Saturday, September 23, 2017

ABEM’s Rigorous Board Certification Process Maintains Standards

After graduating from John Hopkins School of Medicine in 2007, Dr. Kenneth “Ken” Mwatha attended John Hopkins Emergency Residency Program, which he completed in 2010. Since 2013, he has worked as an attending physician at St. Agnes Hospital in Baltimore, Maryland. Dr. Ken Mwatha is board certified by the American Board of Emergency Medicine (ABEM).

The ABEM certifies emergency physicians upon their successful completion of a three-step process that includes the application procedure, a qualifying examination, and an oral certification examination. The application process assures that applicants are board eligible, in that they have graduated from an approved emergency medicine program and are medically licensed in accordance with ABEM’s policies. Board eligibility extends for a five-year period after the applicant’s completion of a residency program. 
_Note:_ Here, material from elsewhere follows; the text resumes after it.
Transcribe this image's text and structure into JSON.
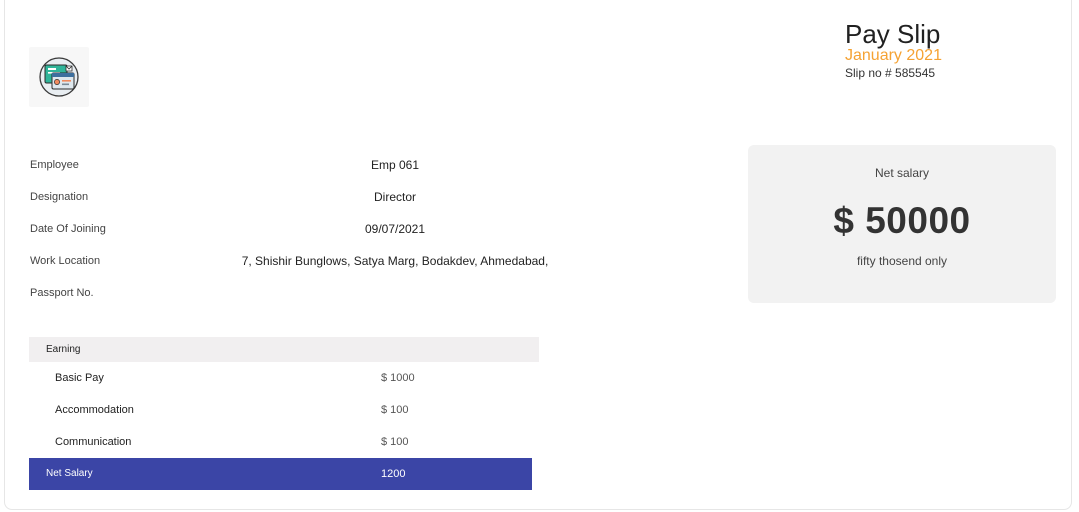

Once approved, applicants may take the one-day qualifying exam offered one week each year at more than 200 testing centers. The oral examination follows for those who pass the qualifying exam. After passing both exams, the physician becomes a diplomate of the American Board of Emergency Medicine. Thereafter, board certified physicians must maintain their certification through participation in the rigorous ABEM Maintenance of Certification program, which includes periodic tests and continuing education requirements. Initial board certification lasts ten years before requiring renewal.